Vegetable Glycerin (VG) or vegetable glycerol is a carbohydrate usually obtained from plant oils. In the e-cigarette industry, VG is used as a base for e-liquid, but it has a variety of other uses, like ingredient for various cosmetic products and sweetener for food products.
Unlike propylene glycol, which has no taste, vegetable glycerin has a certain sweetness to it, which sometimes affects the flavor of the e-liquid. It’s also slightly more viscous, which many vapers believe shortens the lifespan of e-cigarette atomizers, although the reduction does not seem to be that dramatic.
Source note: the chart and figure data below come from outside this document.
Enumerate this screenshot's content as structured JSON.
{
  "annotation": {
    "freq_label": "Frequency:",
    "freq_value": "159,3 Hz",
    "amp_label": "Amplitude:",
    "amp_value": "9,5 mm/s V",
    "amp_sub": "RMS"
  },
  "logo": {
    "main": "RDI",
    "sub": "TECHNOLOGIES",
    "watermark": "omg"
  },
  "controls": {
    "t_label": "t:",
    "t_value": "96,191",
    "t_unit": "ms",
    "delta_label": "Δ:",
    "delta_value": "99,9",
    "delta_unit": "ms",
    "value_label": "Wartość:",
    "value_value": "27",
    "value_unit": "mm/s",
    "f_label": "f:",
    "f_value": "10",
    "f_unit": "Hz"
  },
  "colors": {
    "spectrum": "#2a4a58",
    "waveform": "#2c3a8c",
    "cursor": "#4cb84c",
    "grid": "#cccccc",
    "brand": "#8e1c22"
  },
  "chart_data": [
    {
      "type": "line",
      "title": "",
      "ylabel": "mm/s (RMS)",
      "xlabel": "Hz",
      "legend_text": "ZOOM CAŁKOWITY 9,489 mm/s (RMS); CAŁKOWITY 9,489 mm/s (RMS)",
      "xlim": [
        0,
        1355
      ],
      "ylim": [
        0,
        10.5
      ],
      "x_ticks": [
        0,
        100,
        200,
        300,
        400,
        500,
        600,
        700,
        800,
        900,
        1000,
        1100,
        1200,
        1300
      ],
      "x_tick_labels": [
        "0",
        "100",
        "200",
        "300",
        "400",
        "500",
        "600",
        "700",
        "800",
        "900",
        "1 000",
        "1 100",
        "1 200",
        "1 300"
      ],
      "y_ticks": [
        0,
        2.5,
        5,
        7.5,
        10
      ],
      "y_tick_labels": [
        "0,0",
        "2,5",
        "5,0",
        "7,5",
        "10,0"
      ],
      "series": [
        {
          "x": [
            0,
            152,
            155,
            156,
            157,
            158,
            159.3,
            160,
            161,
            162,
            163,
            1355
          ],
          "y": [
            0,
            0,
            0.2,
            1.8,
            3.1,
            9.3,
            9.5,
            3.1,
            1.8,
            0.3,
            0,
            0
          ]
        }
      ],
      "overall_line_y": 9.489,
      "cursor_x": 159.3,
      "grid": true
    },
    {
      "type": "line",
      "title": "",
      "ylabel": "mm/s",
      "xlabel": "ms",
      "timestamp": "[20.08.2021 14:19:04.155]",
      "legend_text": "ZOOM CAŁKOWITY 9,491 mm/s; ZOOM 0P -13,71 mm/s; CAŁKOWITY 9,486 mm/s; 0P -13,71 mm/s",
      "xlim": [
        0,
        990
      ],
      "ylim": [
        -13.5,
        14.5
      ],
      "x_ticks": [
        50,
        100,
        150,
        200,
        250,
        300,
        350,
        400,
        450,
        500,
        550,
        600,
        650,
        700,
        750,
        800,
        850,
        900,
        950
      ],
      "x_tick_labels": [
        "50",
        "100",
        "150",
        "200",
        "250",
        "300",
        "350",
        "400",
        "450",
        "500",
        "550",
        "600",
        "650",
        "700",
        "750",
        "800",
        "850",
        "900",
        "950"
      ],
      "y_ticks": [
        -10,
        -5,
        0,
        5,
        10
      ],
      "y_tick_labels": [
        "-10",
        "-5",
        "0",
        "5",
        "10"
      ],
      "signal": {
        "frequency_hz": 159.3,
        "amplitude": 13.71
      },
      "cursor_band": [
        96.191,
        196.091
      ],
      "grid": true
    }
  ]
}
The increase thickness of VG also has an upside – it produces considerably thicker vapor compared to PG-based e-liquids. To get the best of both worlds, many e-liquid producers mix both propylene glycol and vegetable glycerin in their juices, with the most preferred ratio being 80% PG/20% VG.
Both vegetable glycerin and propylene glycol are classified as “generally recognized as safe” by the FDA, and is considered one of the most benign organic substances known to man. It is hype-allergenic, non-carcinigeic, non teratogenic and non-mutagenic. Compared to propylene glycol, VG very rarely causes allergic reactions. the only people which may experience problems with the metabolization of vegetable glycerin are diabetics.
Within the first few weeks of switching to electronic cigarettes, the inhalation of vegetable glycerin may cause a series of side-effects, like dry mouth, increased thirst or throat soreness. These symptoms usually subside after a few weeks, especially when plenty of water and other liquids are consumed.